Poetry This Weekend: Brattleboro, Vermont


Whew! First the Jewish holidays swept through all schedules here, followed by an unbelievable surge of editing assignments, topped off by a massive set of thunderstorms this week that knocked out our power and then our Internet service. It feels GREAT to be coming back toward normal (or at least, as much so as Kingdom Books ever aspires to reach).

If your calendar allows, this weekend is the one to tag for the Brattleboo Literary Festival (http://www.brattleboroliteraryfestival.org). It launches tonight with Augusten Burroughs (Running With Scissors) and Haven Kimmel (A Girl Named Zippy), but the poetry doesn't start until Galway Kinnell's reading Saturday morning at 11 in the Centre Congregational Church. After this week's scenes, I've been thinking of his epic work "The Fundamental Project of Technology" -- but he's actually more likely to read from STRONG IS YOUR HOLD, his latest collection. It's a great opportunity to hear this magnificent Pulitzer Prize-winning poet offer the tenderness, gentle humor, and wisdom of these meticulously crafted late-life poems.

Other poetry readings scheduled:

Saturday, September 29
2:00-3:15 Laure-Anne Bosselaar and Ellen Dudley Hooker-Dunham Theater

Sunday, September 30
2:00-3:15 Martha Rhodes and Kurt Brown Hooker-Dunham Theater


Bosselaar has treasured US Poet Laureate Charles Simic's teaching; Dudley offers the passion and freedom of a wild-woman-grown-deep; and Rhodes, whose schedule as editor/publisher at Four Way Books doesn't allow her on the road all that often, is a treasure to hear. Her latest work tackles the emotions around her mother's illness.

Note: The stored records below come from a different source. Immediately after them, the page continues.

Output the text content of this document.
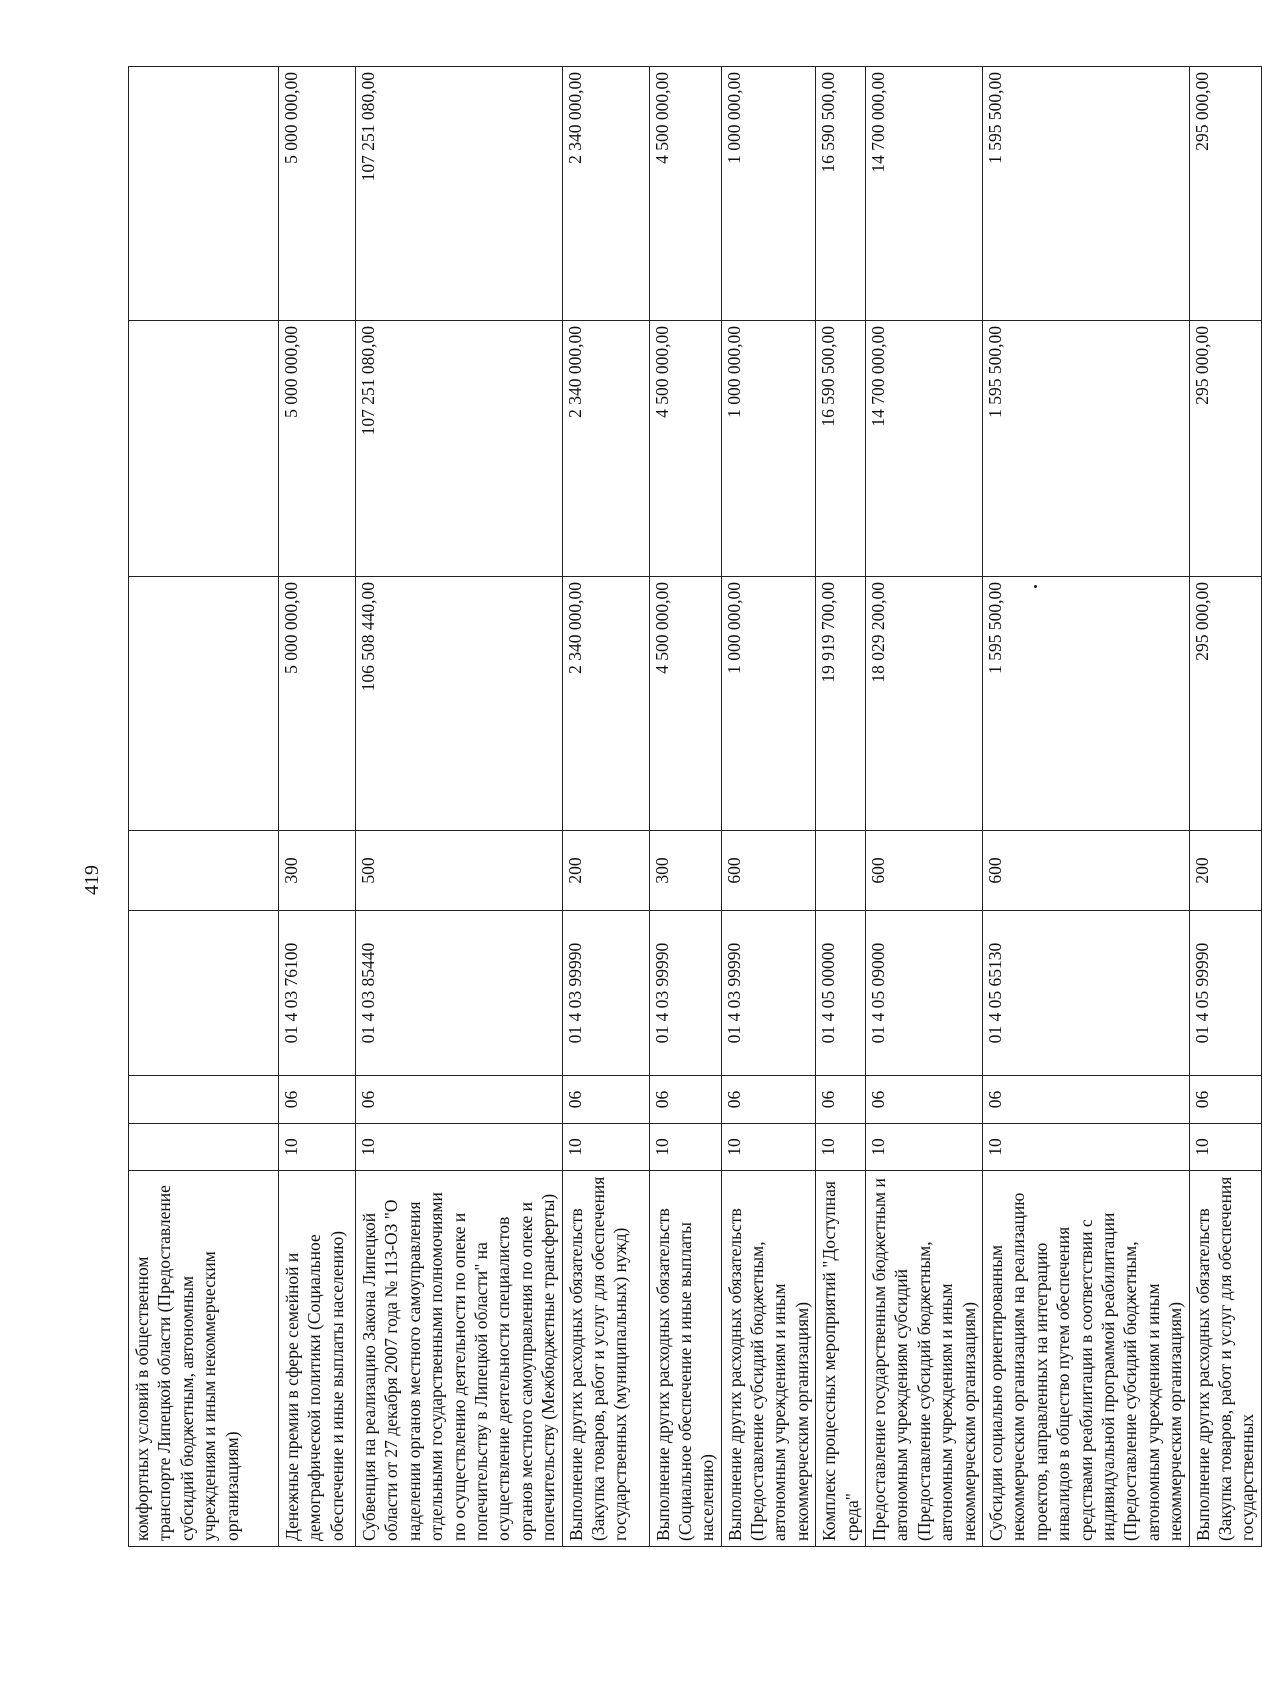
419
комфортных условий в общественном транспорте Липецкой области (Предоставление субсидий бюджетным, автономным учреждениям и иным некоммерческим организациям)							
Денежные премии в сфере семейной и демографической политики (Социальное обеспечение и иные выплаты населению)	10	06	01 4 03 76100	300	5 000 000,00	5 000 000,00	5 000 000,00
Субвенция на реализацию Закона Липецкой области от 27 декабря 2007 года № 113-ОЗ "О наделении органов местного самоуправления отдельными государственными полномочиями по осуществлению деятельности по опеке и попечительству в Липецкой области" на осуществление деятельности специалистов органов местного самоуправления по опеке и попечительству (Межбюджетные трансферты)	10	06	01 4 03 85440	500	106 508 440,00	107 251 080,00	107 251 080,00
Выполнение других расходных обязательств (Закупка товаров, работ и услуг для обеспечения государственных (муниципальных) нужд)	10	06	01 4 03 99990	200	2 340 000,00	2 340 000,00	2 340 000,00
Выполнение других расходных обязательств (Социальное обеспечение и иные выплаты населению)	10	06	01 4 03 99990	300	4 500 000,00	4 500 000,00	4 500 000,00
Выполнение других расходных обязательств (Предоставление субсидий бюджетным, автономным учреждениям и иным некоммерческим организациям)	10	06	01 4 03 99990	600	1 000 000,00	1 000 000,00	1 000 000,00
Комплекс процессных мероприятий "Доступная среда"	10	06	01 4 05 00000		19 919 700,00	16 590 500,00	16 590 500,00
Предоставление государственным бюджетным и автономным учреждениям субсидий (Предоставление субсидий бюджетным, автономным учреждениям и иным некоммерческим организациям)	10	06	01 4 05 09000	600	18 029 200,00	14 700 000,00	14 700 000,00
Субсидии социально ориентированным некоммерческим организациям на реализацию проектов, направленных на интеграцию инвалидов в общество путем обеспечения средствами реабилитации в соответствии с индивидуальной программой реабилитации (Предоставление субсидий бюджетным, автономным учреждениям и иным некоммерческим организациям)	10	06	01 4 05 65130	600	1 595 500,00	1 595 500,00	1 595 500,00
Выполнение других расходных обязательств (Закупка товаров, работ и услуг для обеспечения государственных	10	06	01 4 05 99990	200	295 000,00	295 000,00	295 000,00
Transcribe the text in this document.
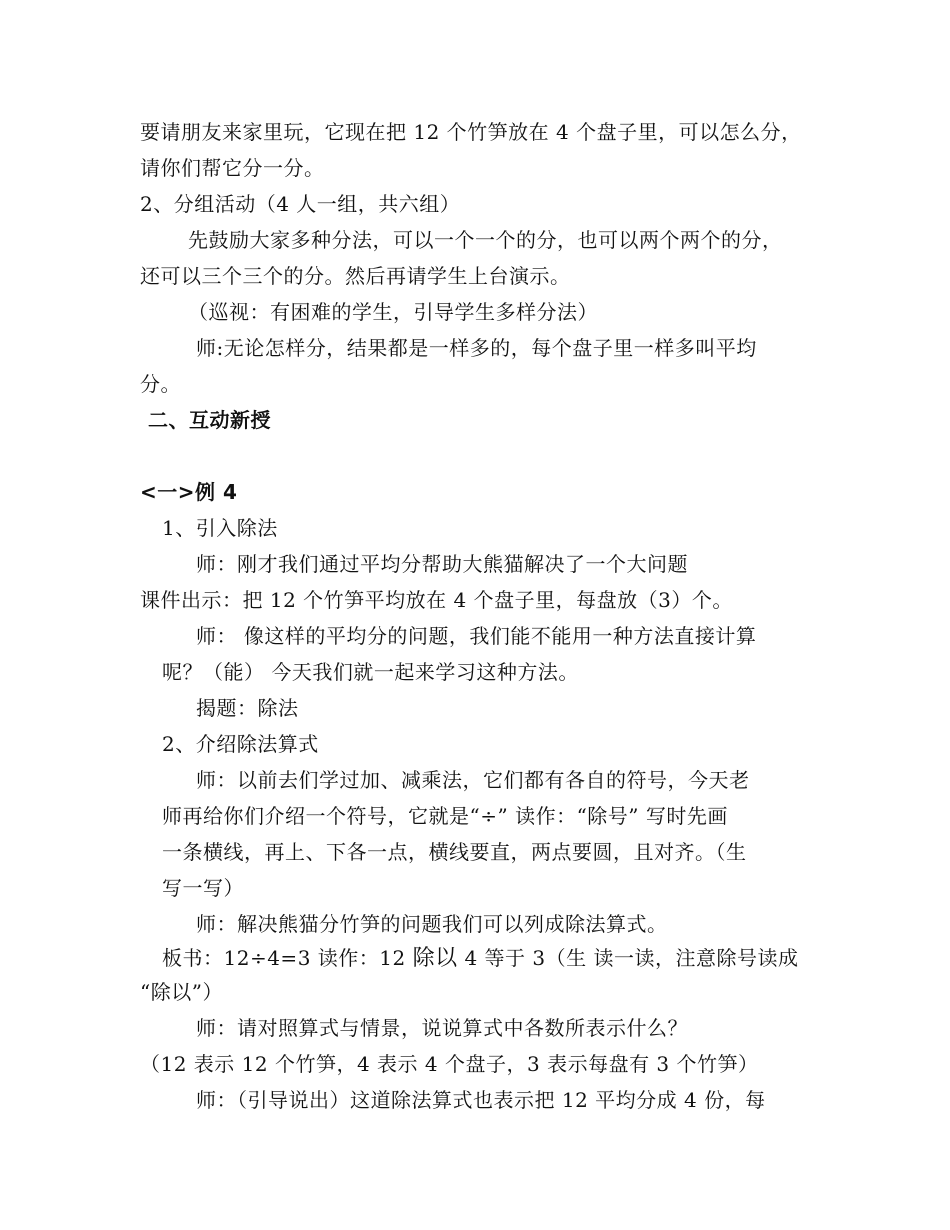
要请朋友来家里玩，它现在把 12 个竹笋放在 4 个盘子里，可以怎么分，
请你们帮它分一分。
2、分组活动（4 人一组，共六组）
先鼓励大家多种分法，可以一个一个的分，也可以两个两个的分，
还可以三个三个的分。然后再请学生上台演示。
（巡视：有困难的学生，引导学生多样分法）
师:无论怎样分，结果都是一样多的，每个盘子里一样多叫平均
分。
二、互动新授
<一>例 4
1、引入除法
师：刚才我们通过平均分帮助大熊猫解决了一个大问题
课件出示：把 12 个竹笋平均放在 4 个盘子里，每盘放（3）个。
师： 像这样的平均分的问题，我们能不能用一种方法直接计算
呢？（能） 今天我们就一起来学习这种方法。
揭题：除法
2、介绍除法算式
师：以前去们学过加、减乘法，它们都有各自的符号，今天老
师再给你们介绍一个符号，它就是“÷” 读作：“除号” 写时先画
一条横线，再上、下各一点，横线要直，两点要圆，且对齐。（生
写一写）
师：解决熊猫分竹笋的问题我们可以列成除法算式。
板书：12÷4=3 读作：12 除以 4 等于 3（生 读一读，注意除号读成
“除以”）
师：请对照算式与情景，说说算式中各数所表示什么？
（12 表示 12 个竹笋，4 表示 4 个盘子，3 表示每盘有 3 个竹笋）
师：（引导说出）这道除法算式也表示把 12 平均分成 4 份，每
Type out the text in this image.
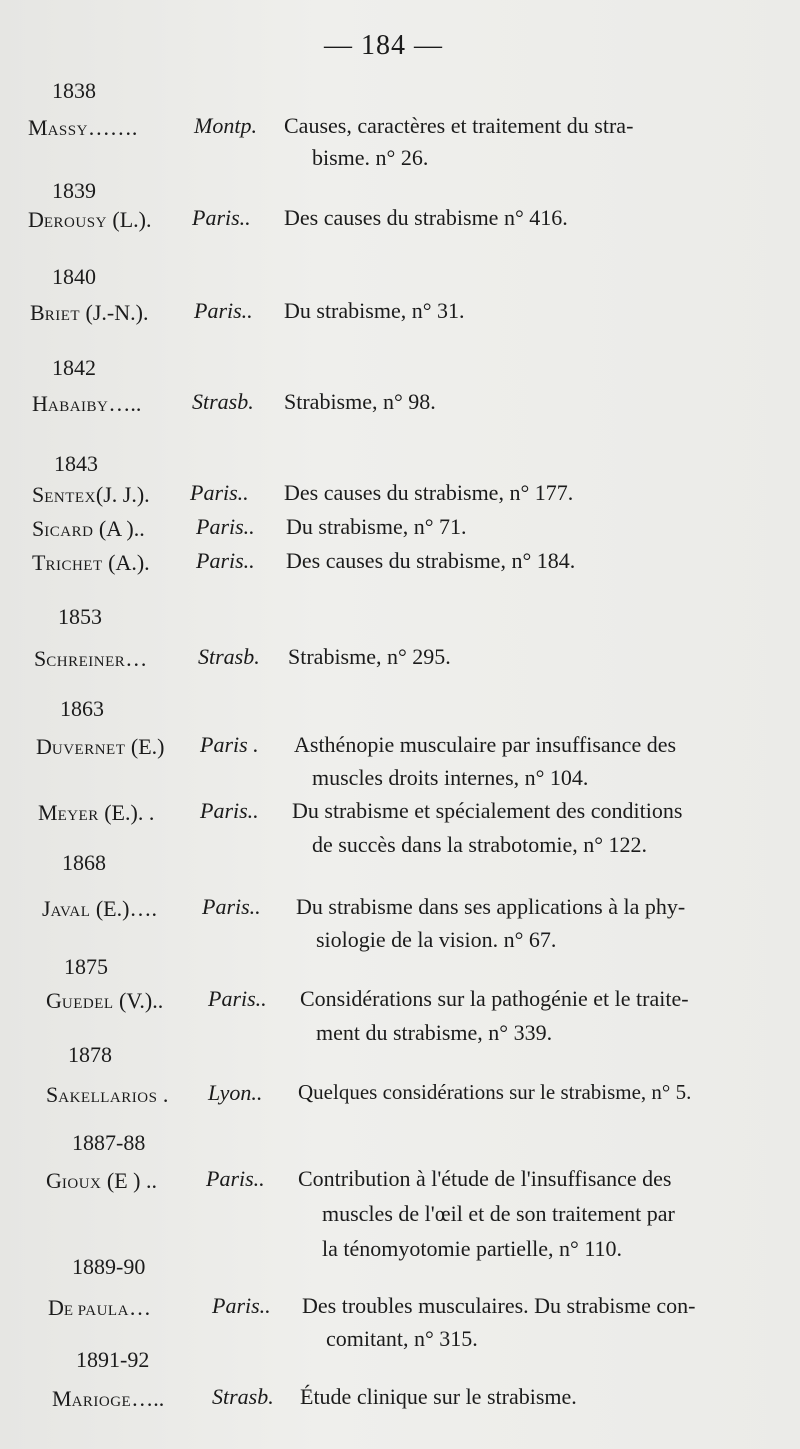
— 184 —
1838
1839
1840
1842
1843
1853
1863
1868
1875
1878
1887-88
1889-90
1891-92
MASSY…….	Montp. Causes, caractères et traitement du stra-
bisme. n° 26.
DEROUSY (L.). Paris.. Des causes du strabisme n° 416.
BRIET (J.-N.). Paris.. Du strabisme, n° 31.
HABAIBY….. Strasb. Strabisme, n° 98.
SENTEX(J. J.). Paris.. Des causes du strabisme, n° 177.
SICARD (A ).. Paris.. Du strabisme, n° 71.
TRICHET (A.). Paris.. Des causes du strabisme, n° 184.
SCHREINER… Strasb. Strabisme, n° 295.
DUVERNET (E.) Paris . Asthénopie musculaire par insuffisance des
muscles droits internes, n° 104.
MEYER (E.). . Paris.. Du strabisme et spécialement des conditions
de succès dans la strabotomie, n° 122.
JAVAL (E.)…. Paris.. Du strabisme dans ses applications à la phy-
siologie de la vision. n° 67.
GUEDEL (V.).. Paris.. Considérations sur la pathogénie et le traite-
ment du strabisme, n° 339.
SAKELLARIOS . Lyon.. Quelques considérations sur le strabisme, n° 5.
GIOUX (E ) .. Paris.. Contribution à l'étude de l'insuffisance des
muscles de l'œil et de son traitement par
la ténomyotomie partielle, n° 110.
DE PAULA…	Paris.. Des troubles musculaires. Du strabisme con-
comitant, n° 315.
MARIOGE….. Strasb. Étude clinique sur le strabisme.
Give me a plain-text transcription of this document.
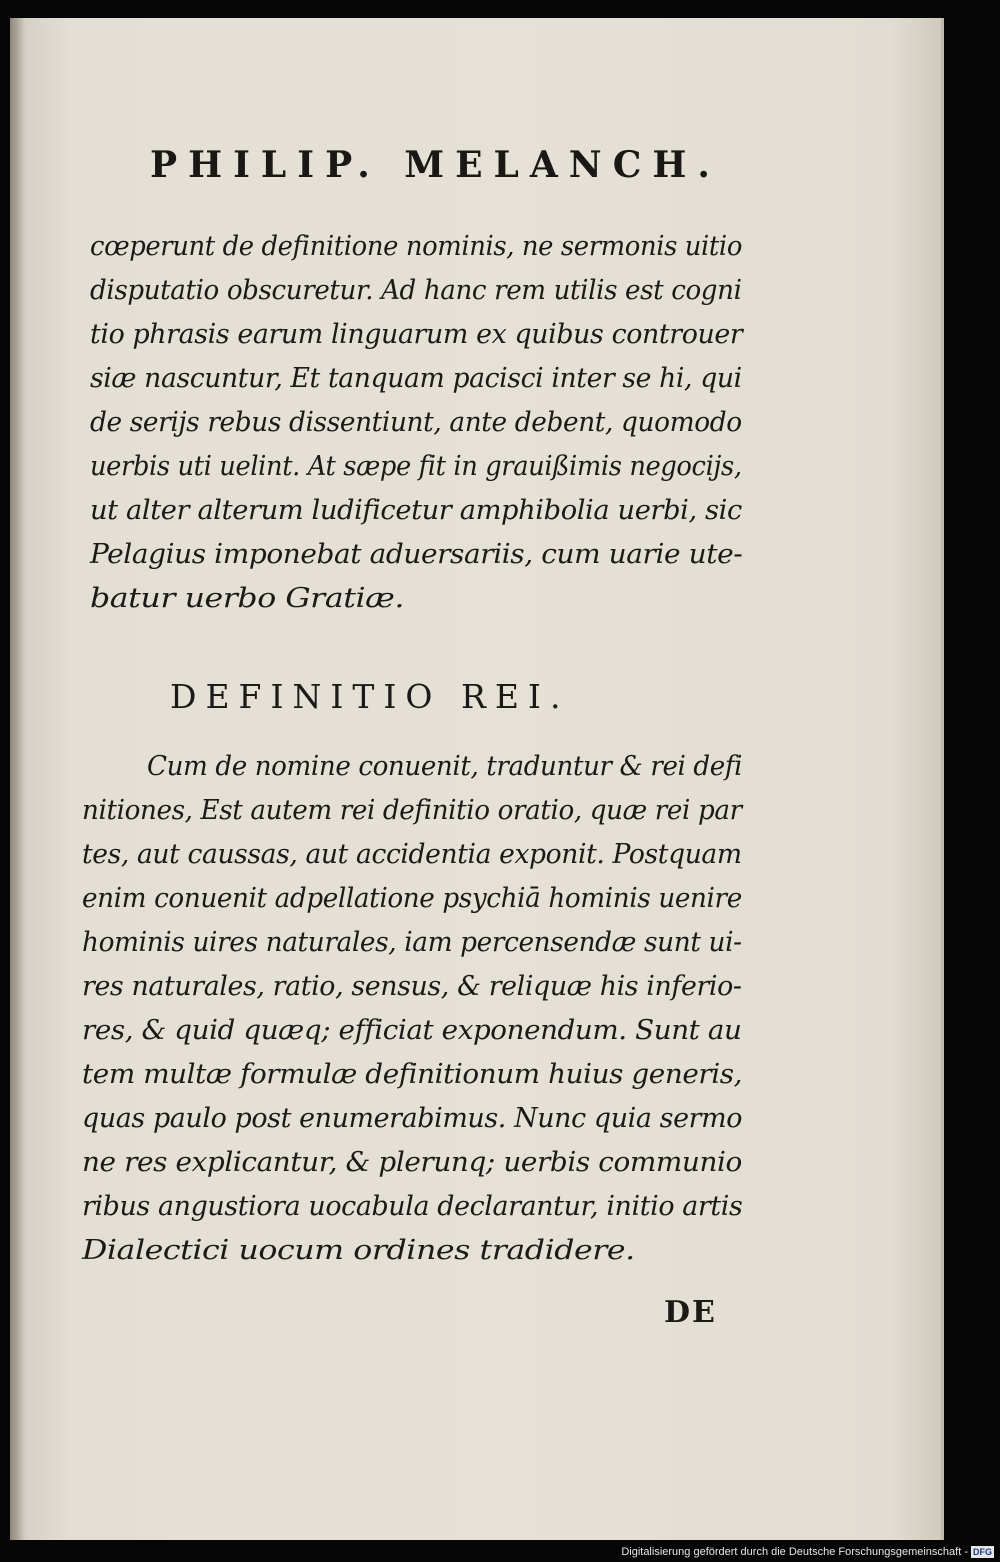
PHILIP. MELANCH.
cœperunt de definitione nominis, ne sermonis uitio
disputatio obscuretur. Ad hanc rem utilis est cogni
tio phrasis earum linguarum ex quibus controuer
siæ nascuntur, Et tanquam pacisci inter se hi, qui
de serijs rebus dissentiunt, ante debent, quomodo
uerbis uti uelint. At sæpe fit in grauißimis negocijs,
ut alter alterum ludificetur amphibolia uerbi, sic
Pelagius imponebat aduersariis, cum uarie ute-
batur uerbo Gratiæ.
DEFINITIO REI.
Cum de nomine conuenit, traduntur & rei defi
nitiones, Est autem rei definitio oratio, quæ rei par
tes, aut caussas, aut accidentia exponit. Postquam
enim conuenit adpellatione psychiā hominis uenire
hominis uires naturales, iam percensendæ sunt ui-
res naturales, ratio, sensus, & reliquæ his inferio-
res, & quid quæq; efficiat exponendum. Sunt au
tem multæ formulæ definitionum huius generis,
quas paulo post enumerabimus. Nunc quia sermo
ne res explicantur, & plerunq; uerbis communio
ribus angustiora uocabula declarantur, initio artis
Dialectici uocum ordines tradidere.
DE
Digitalisierung gefördert durch die Deutsche Forschungsgemeinschaft - DFG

I confess I don't yet know Brown's work, so here's the blurb from the festival web site:
Kurt Brown has published four collections of poetry: Return of the Prodigals, More Things in Heaven and Earth, Future Ship, and Fables from the Ark, which won the 2003 Custom Words Prize. He was the founding director of the Aspen Writer’s Conference 30 years ago, and was recently the Bruce McEver Visiting Chair in Writing at Georgia Tech in Atlanta.